We also discussed some key philosophical underpinnings of the Tidyverse:

  • Adopting the convention of putting data into tidy format.

  • The idea that the functions in Tidyverse packages are designed with very consistent ‘interfaces’ e.g. taking in a dataframe and returning a new dataframe.

  • The ‘functional’ style of programming, where we can set up pipelines for performing successive transformations of data.

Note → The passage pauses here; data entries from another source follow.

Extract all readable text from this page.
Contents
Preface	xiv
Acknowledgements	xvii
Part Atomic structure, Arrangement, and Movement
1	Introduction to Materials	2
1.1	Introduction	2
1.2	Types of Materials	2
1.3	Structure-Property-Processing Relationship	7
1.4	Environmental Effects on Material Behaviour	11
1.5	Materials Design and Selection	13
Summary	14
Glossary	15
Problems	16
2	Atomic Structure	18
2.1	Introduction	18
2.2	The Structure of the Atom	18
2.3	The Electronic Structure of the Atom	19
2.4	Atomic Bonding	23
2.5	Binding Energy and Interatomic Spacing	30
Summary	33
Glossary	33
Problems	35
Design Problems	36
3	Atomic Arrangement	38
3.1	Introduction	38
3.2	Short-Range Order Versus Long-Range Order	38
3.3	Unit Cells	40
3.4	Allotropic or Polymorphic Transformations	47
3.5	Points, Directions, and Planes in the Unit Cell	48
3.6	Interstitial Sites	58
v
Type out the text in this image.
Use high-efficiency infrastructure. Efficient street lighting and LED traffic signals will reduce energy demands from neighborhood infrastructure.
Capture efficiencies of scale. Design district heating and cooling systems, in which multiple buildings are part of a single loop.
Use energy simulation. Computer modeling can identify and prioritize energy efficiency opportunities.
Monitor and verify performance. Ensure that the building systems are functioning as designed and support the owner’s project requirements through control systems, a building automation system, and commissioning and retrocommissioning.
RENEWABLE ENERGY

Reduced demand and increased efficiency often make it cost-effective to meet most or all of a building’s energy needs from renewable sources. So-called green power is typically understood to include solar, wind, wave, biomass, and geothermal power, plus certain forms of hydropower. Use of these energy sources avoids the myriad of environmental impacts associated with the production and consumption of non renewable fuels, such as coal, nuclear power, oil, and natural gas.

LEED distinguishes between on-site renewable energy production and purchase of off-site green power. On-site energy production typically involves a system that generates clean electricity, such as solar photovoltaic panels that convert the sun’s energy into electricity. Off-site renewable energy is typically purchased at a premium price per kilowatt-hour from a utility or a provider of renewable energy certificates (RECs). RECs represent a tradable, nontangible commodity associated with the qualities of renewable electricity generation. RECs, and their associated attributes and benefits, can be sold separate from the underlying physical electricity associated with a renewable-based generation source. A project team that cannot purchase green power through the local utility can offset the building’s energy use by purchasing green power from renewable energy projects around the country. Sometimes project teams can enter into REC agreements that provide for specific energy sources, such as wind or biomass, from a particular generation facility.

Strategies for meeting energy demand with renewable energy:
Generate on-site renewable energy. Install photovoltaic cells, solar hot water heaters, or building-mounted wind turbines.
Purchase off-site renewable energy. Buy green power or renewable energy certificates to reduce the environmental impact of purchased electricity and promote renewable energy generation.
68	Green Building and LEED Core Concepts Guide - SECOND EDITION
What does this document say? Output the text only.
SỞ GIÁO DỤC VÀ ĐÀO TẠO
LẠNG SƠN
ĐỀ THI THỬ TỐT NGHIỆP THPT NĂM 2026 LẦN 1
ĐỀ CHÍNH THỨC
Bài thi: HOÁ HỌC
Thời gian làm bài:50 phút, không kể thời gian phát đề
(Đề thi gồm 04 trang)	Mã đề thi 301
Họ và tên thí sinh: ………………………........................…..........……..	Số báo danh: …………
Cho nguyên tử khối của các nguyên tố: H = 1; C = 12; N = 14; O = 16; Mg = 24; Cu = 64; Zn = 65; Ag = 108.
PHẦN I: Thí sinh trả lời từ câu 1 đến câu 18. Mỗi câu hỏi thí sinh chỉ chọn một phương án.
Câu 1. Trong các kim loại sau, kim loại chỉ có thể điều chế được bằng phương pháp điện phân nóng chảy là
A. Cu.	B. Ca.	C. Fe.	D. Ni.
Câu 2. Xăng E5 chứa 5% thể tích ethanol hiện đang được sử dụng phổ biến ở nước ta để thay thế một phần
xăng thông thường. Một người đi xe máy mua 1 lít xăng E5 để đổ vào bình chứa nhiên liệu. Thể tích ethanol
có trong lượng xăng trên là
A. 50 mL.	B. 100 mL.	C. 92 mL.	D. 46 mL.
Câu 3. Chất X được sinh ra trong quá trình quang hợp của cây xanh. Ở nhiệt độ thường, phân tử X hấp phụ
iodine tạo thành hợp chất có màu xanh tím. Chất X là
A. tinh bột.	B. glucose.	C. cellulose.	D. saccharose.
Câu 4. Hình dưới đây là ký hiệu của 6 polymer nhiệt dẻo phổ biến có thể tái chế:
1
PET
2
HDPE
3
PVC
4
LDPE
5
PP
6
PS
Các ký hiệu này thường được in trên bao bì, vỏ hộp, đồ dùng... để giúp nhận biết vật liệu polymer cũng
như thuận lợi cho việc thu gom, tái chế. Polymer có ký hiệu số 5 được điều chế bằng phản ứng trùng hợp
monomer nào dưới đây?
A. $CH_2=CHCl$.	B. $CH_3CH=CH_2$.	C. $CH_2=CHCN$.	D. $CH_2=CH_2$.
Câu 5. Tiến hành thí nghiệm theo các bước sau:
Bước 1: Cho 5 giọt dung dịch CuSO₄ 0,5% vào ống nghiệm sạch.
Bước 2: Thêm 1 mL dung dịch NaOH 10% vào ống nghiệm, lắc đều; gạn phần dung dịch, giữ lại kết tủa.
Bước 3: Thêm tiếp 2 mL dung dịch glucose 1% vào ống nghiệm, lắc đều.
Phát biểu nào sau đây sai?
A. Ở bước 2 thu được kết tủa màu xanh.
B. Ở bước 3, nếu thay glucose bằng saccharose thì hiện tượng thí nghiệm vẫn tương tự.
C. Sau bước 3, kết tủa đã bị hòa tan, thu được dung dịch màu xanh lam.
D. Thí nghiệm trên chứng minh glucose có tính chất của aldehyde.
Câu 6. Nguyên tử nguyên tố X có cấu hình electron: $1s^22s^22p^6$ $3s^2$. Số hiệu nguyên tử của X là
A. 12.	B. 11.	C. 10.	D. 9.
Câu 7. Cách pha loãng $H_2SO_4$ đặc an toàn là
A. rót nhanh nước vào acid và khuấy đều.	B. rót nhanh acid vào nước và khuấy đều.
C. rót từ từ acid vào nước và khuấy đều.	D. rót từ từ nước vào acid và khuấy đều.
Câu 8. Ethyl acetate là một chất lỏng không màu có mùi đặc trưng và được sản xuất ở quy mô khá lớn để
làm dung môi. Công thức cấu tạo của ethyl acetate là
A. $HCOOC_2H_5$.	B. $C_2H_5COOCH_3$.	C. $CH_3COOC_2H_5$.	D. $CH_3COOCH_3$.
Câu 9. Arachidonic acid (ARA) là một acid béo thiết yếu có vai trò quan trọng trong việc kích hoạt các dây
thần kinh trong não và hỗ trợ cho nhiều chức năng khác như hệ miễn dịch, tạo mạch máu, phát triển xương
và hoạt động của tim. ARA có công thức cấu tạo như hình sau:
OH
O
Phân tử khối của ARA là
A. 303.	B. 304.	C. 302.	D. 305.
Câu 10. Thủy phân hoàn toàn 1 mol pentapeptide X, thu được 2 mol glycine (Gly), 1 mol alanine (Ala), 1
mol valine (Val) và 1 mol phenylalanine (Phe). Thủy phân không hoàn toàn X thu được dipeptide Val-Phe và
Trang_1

Next steps / further resources#

This course has given you a grounding in using the Tidyverse and you now feel confident using it in your own work. To take your knowledge further, the following extra resources are available:

  • Cheatsheets for several Tidyverse packages, including the ones we’ve covered in this course, are available at https://posit.co/resources/cheatsheets/. These are a great way to quickly look up function(s) that help you perform some concrete task. Often it’s a good idea to look at the cheatsheet to know what functions(s) you need, then use the help system in R to read the documentation, or search the web for further advice.

  • The R for Data Science book (2nd ed.) by Hadley Wickham, Mine Çetinkaya-Rundel and Garrett Grolemund is a freely available, online book which covers lots of aspects of working with and visualising data using the Tidyverse in a way that’s approachable for non-expert R programmers.

  • A natural follow up to this course would be to learn about plotting and visualising data in R with the ggplot2 package, which is part of the Tidyverse. The R for Data Science book above is a great resource to start with for learning how to plot with ggplot2.